70 „Moorhelden“ hatten der Lebensbaum-Stiftung ihre Moorgrundstücke geschenkt, damit die Wiedervernässung des Moores unbürokratisch und zielführend umgesetzt werden kann, berichtete Maren Walter aus dem Stiftungs-Vorstand. Dadurch seien etwas mehr als 40 Hektar für den Naturschutz bereitgestellt worden. „Sie sind Pioniere für eine ganz besondere Art, sich für die Natur zu engagieren“, lobte sie die Beteiligten.

Wer ein solcher „Moorheld“ ist, das ist seit dieser Woche auf einer großen Ehrentafel zu sehen, die am Eingang des Diepholzer Moorerlebnispfads aufgestellt wurde. Sie trägt 43 Plaketten mit Namen der „Helden“ selbst oder in vielen Fällen auch ihrer Vorfahren als frühere Eigentümer der Flächen.

Derzeit sind es 43 Plaketten, die mit den Namen der „Moorhelden“ versehen sind. Es ist noch Platz für weitere.

Bevor die Tafel enthüllt wurde, zeichnete Maren Walter die Geschichte des Projektes nach, die 2012 begonnen hatte. Es gab kleine und große Hürden, und als dann alles geklärt war, „dann kam Corona“ und an eine solche Veranstaltung sei erst einmal nicht zu denken gewesen.

Neben zahlreichen „Moorhelden“ begrüßte sie namentlich Bürgermeister Florian Marré, Vanessa Gräbel vom Team Naturschutz des Landkreises, den Naturschutzbeauftragten Dieter Tornow, Frank Apffelstaedt vom Naturschutzring, Dr. Jan Dickopp vom NLWKN und nicht zuletzt Stiftungsgründer Ulrich Walter.

„Aktion Moorhelden“

Die Lebensbaum-Stiftung arbeitet seit längerem mit verschiedenen Naturschutzorganisationen im Raum Diepholz im Moorschutz zusammen. Im Juli 2012 ging die Stiftung noch einen Schritt weiter: Um das Diepholzer Moor besser schützen und renaturieren zu können, wurden die Besitzer von meist kleinen Moorgrundstücken, verteilt auf drei Flurstücke, gefragt, ob sie sich vorstellen könnten, ihre Grundstücke der Stiftung zu überschreiben. Hintergrund: Je weniger Eigentümer die Moorfläche hat, desto einfacher und unbürokratischer gestaltet sich der Naturschutz.

Für die gesamte Familie Walter sei der Moorschutz „etwas, das sie mit Herzblut lebt“, unterstrich Marré in seinem Grußwort. Mit Verweis auf die zeitgleich stattfindenden „Fridays for Future“-Demonstrationen hob er den stetig wachsenden Stellenwert des Klimaschutzes hervor. Mit dem 2019 verabschiedeten Klimaschutzkonzept sei man in der Stadt auf dem richtigen Weg.
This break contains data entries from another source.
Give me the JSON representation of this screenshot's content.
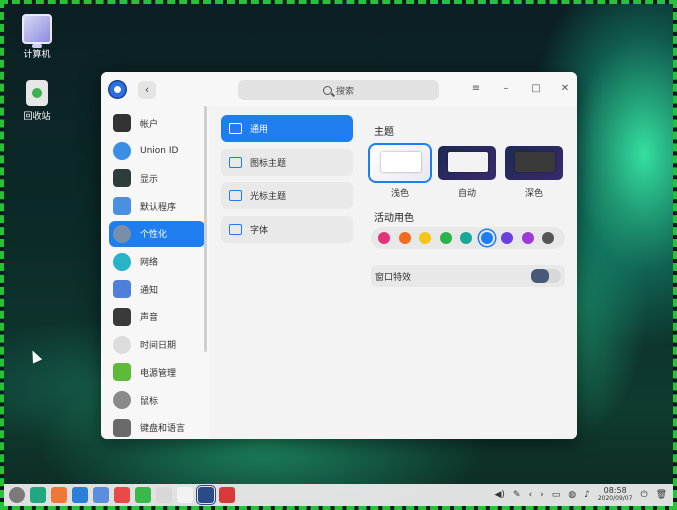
{
  "desktop": {
    "icons": [
      {
        "label": "计算机",
        "icon": "computer-icon"
      },
      {
        "label": "回收站",
        "icon": "trash-icon"
      }
    ]
  },
  "window": {
    "search_placeholder": "搜索",
    "buttons": [
      "menu",
      "minimize",
      "maximize",
      "close"
    ],
    "back_symbol": "‹",
    "menu_symbol": "≡",
    "min_symbol": "–",
    "max_symbol": "□",
    "close_symbol": "✕"
  },
  "nav": {
    "items": [
      {
        "label": "帐户",
        "icon": "account-icon",
        "color": "#333333"
      },
      {
        "label": "Union ID",
        "icon": "cloud-icon",
        "color": "#3a8ee6"
      },
      {
        "label": "显示",
        "icon": "display-icon",
        "color": "#2d3b3a"
      },
      {
        "label": "默认程序",
        "icon": "default-apps-icon",
        "color": "#4a8fe0"
      },
      {
        "label": "个性化",
        "icon": "personalization-icon",
        "color": "#7a8ea8",
        "active": true
      },
      {
        "label": "网络",
        "icon": "network-icon",
        "color": "#28b3c8"
      },
      {
        "label": "通知",
        "icon": "notification-icon",
        "color": "#4f7fd8"
      },
      {
        "label": "声音",
        "icon": "sound-icon",
        "color": "#3a3a3a"
      },
      {
        "label": "时间日期",
        "icon": "clock-icon",
        "color": "#dcdcdc"
      },
      {
        "label": "电源管理",
        "icon": "power-icon",
        "color": "#5fba3a"
      },
      {
        "label": "鼠标",
        "icon": "mouse-icon",
        "color": "#8a8a8a"
      },
      {
        "label": "键盘和语言",
        "icon": "keyboard-icon",
        "color": "#6a6a6a"
      }
    ]
  },
  "mid": {
    "items": [
      {
        "label": "通用",
        "icon": "general-icon",
        "active": true
      },
      {
        "label": "图标主题",
        "icon": "icon-theme-icon"
      },
      {
        "label": "光标主题",
        "icon": "cursor-theme-icon"
      },
      {
        "label": "字体",
        "icon": "font-icon"
      }
    ]
  },
  "right": {
    "theme_title": "主题",
    "themes": [
      {
        "label": "浅色",
        "selected": true
      },
      {
        "label": "自动"
      },
      {
        "label": "深色"
      }
    ],
    "accent_title": "活动用色",
    "accent_colors": [
      "#e0337a",
      "#f36b1c",
      "#f5c518",
      "#29b34a",
      "#18a89a",
      "#1e7ef0",
      "#6a3ee0",
      "#9b3ad6",
      "#555555"
    ],
    "selected_accent_index": 5,
    "window_effects_label": "窗口特效",
    "window_effects_on": false
  },
  "taskbar": {
    "apps": [
      {
        "icon": "launcher-icon",
        "color": "#7a7a7a"
      },
      {
        "icon": "multitask-icon",
        "color": "#22a880"
      },
      {
        "icon": "file-manager-icon",
        "color": "#f0763a"
      },
      {
        "icon": "app-store-icon",
        "color": "#2b7fd8"
      },
      {
        "icon": "browser-icon",
        "color": "#5a8fe0"
      },
      {
        "icon": "photos-icon",
        "color": "#e84a4a"
      },
      {
        "icon": "music-icon",
        "color": "#3ab84a"
      },
      {
        "icon": "document-icon",
        "color": "#d8d8d8"
      },
      {
        "icon": "calendar-icon",
        "color": "#f2f2f2"
      },
      {
        "icon": "control-center-icon",
        "color": "#2b4a8a"
      },
      {
        "icon": "screenshot-icon",
        "color": "#d83a3a"
      }
    ],
    "time": "08:58",
    "date": "2020/09/07"
  }
}
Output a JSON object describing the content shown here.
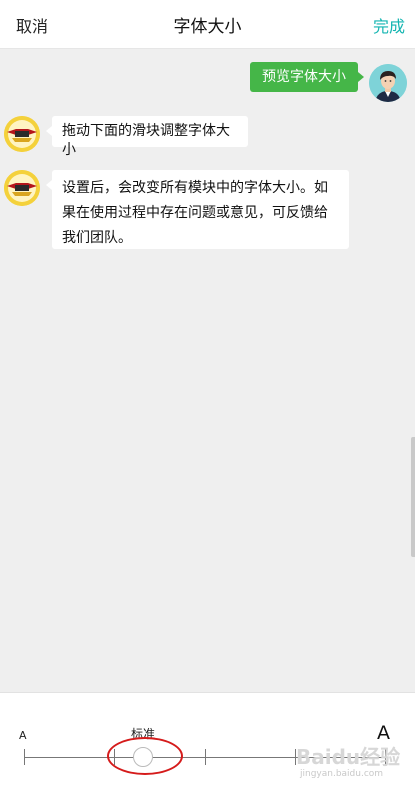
{
  "header": {
    "cancel_label": "取消",
    "title": "字体大小",
    "done_label": "完成"
  },
  "chat": {
    "self_message": "预览字体大小",
    "bot_messages": [
      "拖动下面的滑块调整字体大小",
      "设置后，会改变所有模块中的字体大小。如果在使用过程中存在问题或意见，可反馈给我们团队。"
    ]
  },
  "font_slider": {
    "small_label": "A",
    "standard_label": "标准",
    "large_label": "A",
    "steps": 5,
    "selected_step": 2
  },
  "watermark": {
    "text": "Baidu经验",
    "sub": "jingyan.baidu.com"
  },
  "colors": {
    "accent": "#13b5b1",
    "self_bubble": "#45b648",
    "annotation": "#d51b1b"
  },
  "icons": [
    "user-avatar-icon",
    "bot-badge-icon"
  ]
}
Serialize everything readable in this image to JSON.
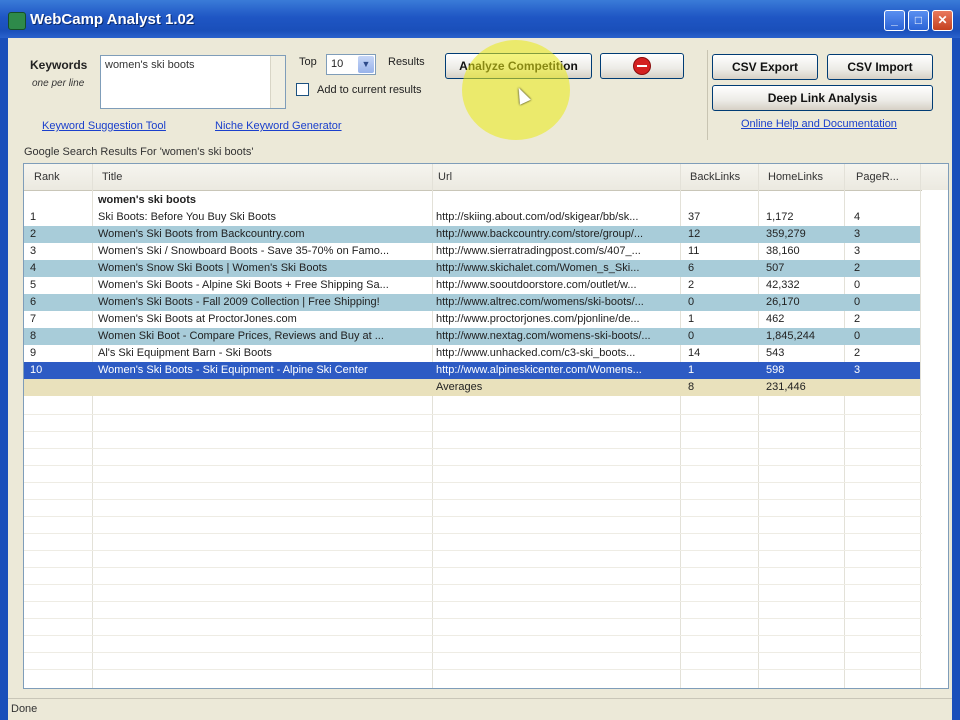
{
  "window": {
    "title": "WebCamp Analyst 1.02",
    "controls": {
      "minimize": "_",
      "maximize": "□",
      "close": "✕"
    }
  },
  "search": {
    "keywords_label": "Keywords",
    "one_per_line": "one per line",
    "keywords_value": "women's ski boots",
    "top_label": "Top",
    "top_value": "10",
    "results_label": "Results",
    "add_to_current": "Add to current results",
    "add_checked": false
  },
  "buttons": {
    "analyze": "Analyze Competition",
    "csv_export": "CSV Export",
    "csv_import": "CSV Import",
    "deep_link": "Deep Link Analysis"
  },
  "links": {
    "keyword_suggestion": "Keyword Suggestion Tool",
    "niche_generator": "Niche Keyword Generator",
    "online_help": "Online Help and Documentation"
  },
  "results_caption": "Google Search Results For 'women's ski boots'",
  "table": {
    "columns": [
      "Rank",
      "Title",
      "Url",
      "BackLinks",
      "HomeLinks",
      "PageR..."
    ],
    "group_label": "women's ski boots",
    "rows": [
      {
        "rank": "1",
        "title": "Ski Boots: Before You Buy Ski Boots",
        "url": "http://skiing.about.com/od/skigear/bb/sk...",
        "backlinks": "37",
        "homelinks": "1,172",
        "pr": "4"
      },
      {
        "rank": "2",
        "title": "Women's Ski Boots from Backcountry.com",
        "url": "http://www.backcountry.com/store/group/...",
        "backlinks": "12",
        "homelinks": "359,279",
        "pr": "3"
      },
      {
        "rank": "3",
        "title": "Women's Ski / Snowboard Boots - Save 35-70% on Famo...",
        "url": "http://www.sierratradingpost.com/s/407_...",
        "backlinks": "11",
        "homelinks": "38,160",
        "pr": "3"
      },
      {
        "rank": "4",
        "title": "Women's Snow Ski Boots | Women's Ski Boots",
        "url": "http://www.skichalet.com/Women_s_Ski...",
        "backlinks": "6",
        "homelinks": "507",
        "pr": "2"
      },
      {
        "rank": "5",
        "title": "Women's Ski Boots - Alpine Ski Boots + Free Shipping Sa...",
        "url": "http://www.sooutdoorstore.com/outlet/w...",
        "backlinks": "2",
        "homelinks": "42,332",
        "pr": "0"
      },
      {
        "rank": "6",
        "title": "Women's Ski Boots - Fall 2009 Collection | Free Shipping!",
        "url": "http://www.altrec.com/womens/ski-boots/...",
        "backlinks": "0",
        "homelinks": "26,170",
        "pr": "0"
      },
      {
        "rank": "7",
        "title": "Women's Ski Boots at ProctorJones.com",
        "url": "http://www.proctorjones.com/pjonline/de...",
        "backlinks": "1",
        "homelinks": "462",
        "pr": "2"
      },
      {
        "rank": "8",
        "title": "Women Ski Boot - Compare Prices, Reviews and Buy at ...",
        "url": "http://www.nextag.com/womens-ski-boots/...",
        "backlinks": "0",
        "homelinks": "1,845,244",
        "pr": "0"
      },
      {
        "rank": "9",
        "title": "Al's Ski Equipment Barn - Ski Boots",
        "url": "http://www.unhacked.com/c3-ski_boots...",
        "backlinks": "14",
        "homelinks": "543",
        "pr": "2"
      },
      {
        "rank": "10",
        "title": "Women's Ski Boots - Ski Equipment - Alpine Ski Center",
        "url": "http://www.alpineskicenter.com/Womens...",
        "backlinks": "1",
        "homelinks": "598",
        "pr": "3"
      }
    ],
    "averages": {
      "label": "Averages",
      "backlinks": "8",
      "homelinks": "231,446"
    }
  },
  "status": "Done"
}
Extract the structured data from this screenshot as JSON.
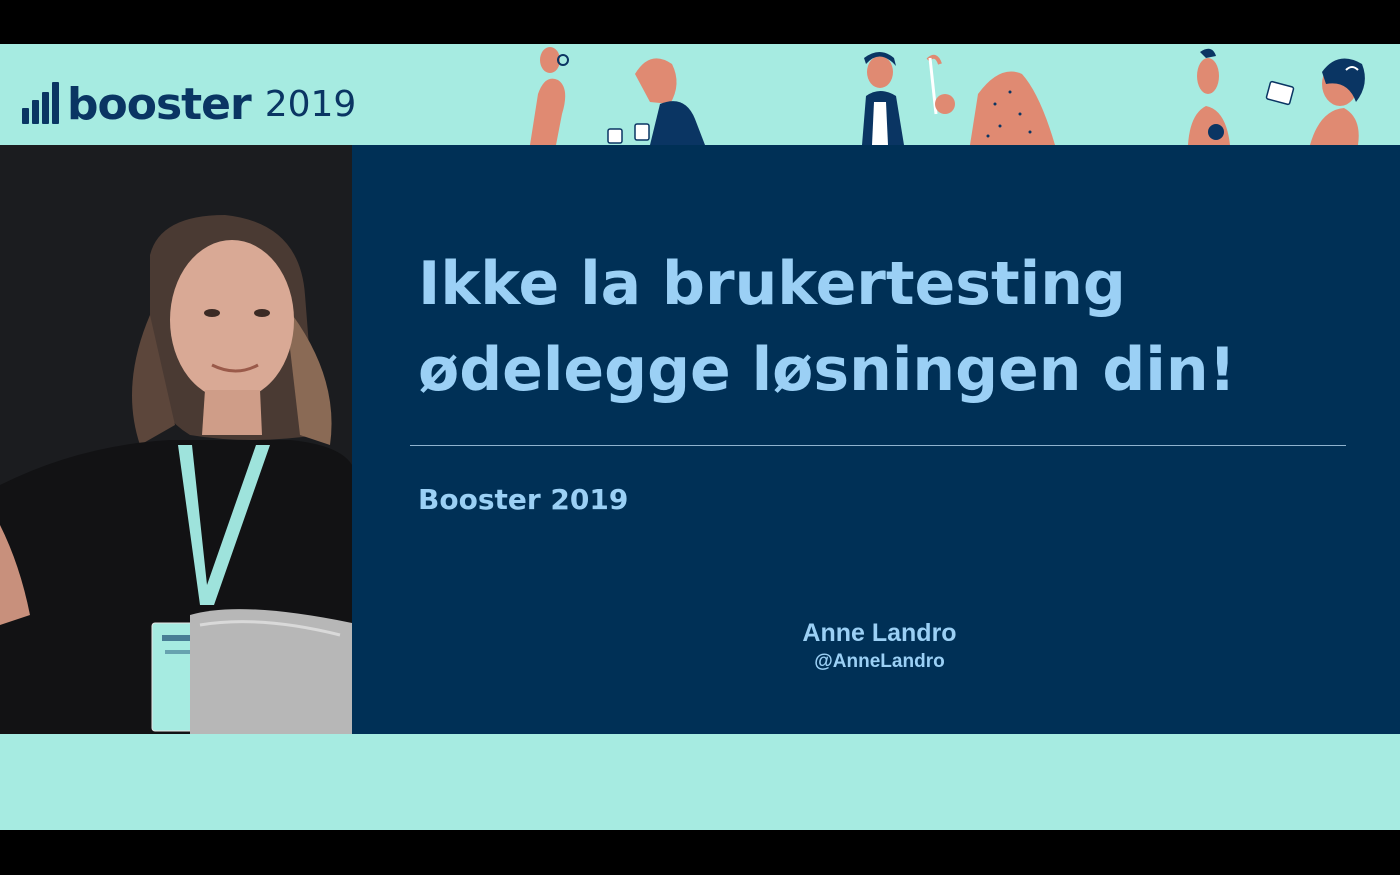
{
  "header": {
    "logo_word": "booster",
    "logo_year": "2019",
    "illustration_icon": "people-illustration-icon"
  },
  "video": {
    "subject_icon": "speaker-portrait-icon"
  },
  "slide": {
    "title_line1": "Ikke la brukertesting",
    "title_line2": "ødelegge løsningen din!",
    "subtitle": "Booster 2019",
    "speaker_name": "Anne Landro",
    "speaker_handle": "@AnneLandro"
  },
  "colors": {
    "mint": "#a6ebe1",
    "navy": "#003056",
    "title_blue": "#9bd0f5",
    "logo_navy": "#0a3563",
    "illustration_coral": "#e08a72"
  }
}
Das Moor habe einen hohen Stellenwert für Diepholz, betonte Marré und die „Moorhelden“ hätten „etwas abgegeben, um gemeinsam mehr zu erreichen.“

Zusammen mit Maren Walter zog der Bürgermeister schwungvoll das Laken beiseite und die nunmehr enthüllte Helden-Tafel kam zum Vorschein. Auf ihr ist absichtlich noch Platz für weitere Spendernamen. „Wir haben ein Etappenziel erreicht, aber dies ist noch kein Schlusspunkt“, sagte Maren Walter. „Wir hoffen noch auf viele weitere Moorhelden.“

Im Anschluss an die Enthüllung ging es für Interessierte noch unter fachkundiger Führung direkt ins Moor zu den „eigenen Flächen“ und es gab so manche Erinnerungen an vergangene Zeiten: „Da haben wir früher mit den Großeltern Torf für den Winter geholt...“

Moor zum Anfassen: Dieter Tornow, Naturschutzbeauftragter des Landkreises Diepholz, brachte den „Helden“ das Moor nahe.